Tuesday, October 21, 2025

"Late night thoughts and writings..."



From the Private Journal of Governor Lord Henry Whitehall

Port Dominion, the same night — April 19th...

Sleep will not come tonight.

The sea is restless, as though it too senses the shifting weight of fortune pressing upon these shores. From my balcony the harbor glimmers like a dark mirror, its calm broken only by the silhouettes of ships at anchor. Among them, the newest arrival —a French ship— her masts faintly visible beneath the waning moon.

And from her decks, or perhaps within the finest cabin, emerged that insufferable creature — Gaspard François LeCroissant — who strutted down the gangway this afternoon in a blinding flare of yellow satin and self-admiration, trailing the scent of some Parisian flower whose name I neither know nor care to and made me feel as if my stomach had turned as a result of this morning's breakfast.

The man had barely opened his mouth before I despised him. His voice dripped with condescension, his bow was too low, his smirk too knowing. Even his apologies seemed rehearsed, as though each syllable had been polished before a looking-glass.

Upon my return to the Manor, I let my contempt come forth, with Eleanor there - watching and listening as usual, in that uncanny manner that she has.

“First the Spanish Contessa,” I muttered under my breath, “and now this—this French fop.”

I thought the words low enough, but Eleanor heard. She always does.

Her hand brushed mine — only for a heartbeat, but the gesture disarmed me more completely than any act of diplomacy ever could. There is something in her touch — soft, deliberate, dangerous — that pulls the air from my lungs and the thoughts from my head. I turned to look at her, and she met my eyes with that half-smile of hers: the one that forgives nothing yet asks everything.

It is damnable, the power she has. She need only tilt her head, let her hair fall just so, and all my resolve weakens. It is not love — not in the tame, domestic sense the poets speak of. It is something darker. She is at once my solace and my torment, my saint and my succubus.

There are whispers about her — of course there are. There are always whispers about women who know how to command a man’s gaze. That she smiles too freely. That she lingers too long in the company of others. That she keeps secrets even from her husband.

Let them whisper.

If they knew the truth — that she can unmake me with a single glance, that I would sooner fall upon my sword than see that smile turned against me — they might pity me more than they mock her.

But enough of that.

This business with the French and the Spaniards unsettles me. First, the arrival of the Contessa — all charm and mystery, her eyes too deep, her manners too precise. There is a kind of spell about her, though I cannot name it. The men, even those of rank and discipline, speak her name in the same breath as one might a prayer or a curse.

And now LeCroissant.

A man such as he does not cross an ocean without purpose. His presence here — in the wake of the Contessa’s — feels deliberate. A move on the board, though I do not yet see whose hand guides the pieces. France and Spain are playing a game, and England is the table upon which they play it.

The colony feels different already — charged, expectant, as though something unseen coils beneath its tranquil surface. Reverend Task speaks of temptation and divine testing; Colonel White speaks of readiness and muskets. I speak of patience, though I feel none.

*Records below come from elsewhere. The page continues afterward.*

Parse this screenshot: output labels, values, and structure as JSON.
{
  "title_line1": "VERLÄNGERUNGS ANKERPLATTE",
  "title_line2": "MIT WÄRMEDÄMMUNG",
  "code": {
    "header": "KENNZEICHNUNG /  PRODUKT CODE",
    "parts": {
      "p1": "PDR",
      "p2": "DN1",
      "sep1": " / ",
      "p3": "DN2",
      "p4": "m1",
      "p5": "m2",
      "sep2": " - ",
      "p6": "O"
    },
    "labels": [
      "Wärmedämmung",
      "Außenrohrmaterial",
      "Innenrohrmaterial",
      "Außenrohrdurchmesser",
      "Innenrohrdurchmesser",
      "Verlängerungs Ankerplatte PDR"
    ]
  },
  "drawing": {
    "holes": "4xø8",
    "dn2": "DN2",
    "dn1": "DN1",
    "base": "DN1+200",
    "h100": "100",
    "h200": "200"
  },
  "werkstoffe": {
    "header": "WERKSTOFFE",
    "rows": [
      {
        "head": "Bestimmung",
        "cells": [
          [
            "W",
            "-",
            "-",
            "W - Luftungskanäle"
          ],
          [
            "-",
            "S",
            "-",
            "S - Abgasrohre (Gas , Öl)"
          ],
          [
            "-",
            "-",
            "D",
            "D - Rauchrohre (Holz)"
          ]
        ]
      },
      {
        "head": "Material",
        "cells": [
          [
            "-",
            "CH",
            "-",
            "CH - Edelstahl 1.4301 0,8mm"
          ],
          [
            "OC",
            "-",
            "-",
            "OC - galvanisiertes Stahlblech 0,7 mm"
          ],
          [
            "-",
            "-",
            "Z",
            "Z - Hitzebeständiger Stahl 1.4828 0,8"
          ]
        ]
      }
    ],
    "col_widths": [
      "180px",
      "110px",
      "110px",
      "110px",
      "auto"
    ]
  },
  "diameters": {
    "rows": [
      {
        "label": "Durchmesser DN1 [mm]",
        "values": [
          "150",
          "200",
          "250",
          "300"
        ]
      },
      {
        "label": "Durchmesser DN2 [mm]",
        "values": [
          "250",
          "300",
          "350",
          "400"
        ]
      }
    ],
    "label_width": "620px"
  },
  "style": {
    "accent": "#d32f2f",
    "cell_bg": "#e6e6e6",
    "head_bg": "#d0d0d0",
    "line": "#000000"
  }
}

Eleanor says I am too quick to anger, too slow to listen. Perhaps she is right. She often is. And yet, when she says my name in that low, lilting tone — “Henry…” — I would forgive her anything, even the lies she does not tell.

She has gone to her chamber now, or perhaps she waits by the fire, her hair undone. I can almost see her as I write — the candlelight tracing her shoulders, the glint of her glass half-raised. I should join her. I always do, though part of me wonders if each night spent in her orbit pulls me further from the man I once was.

But there are worse fates than being lost to her.

As I close this book, I find my thoughts circling back to the same uneasy notion: Port Dominion is becoming crowded with secrets.
Spanish secrets, French secrets… and perhaps even those of my own house.

If the Contessa and that painted French peacock are the heralds of something greater, may God grant that I see it coming before it swallows us all.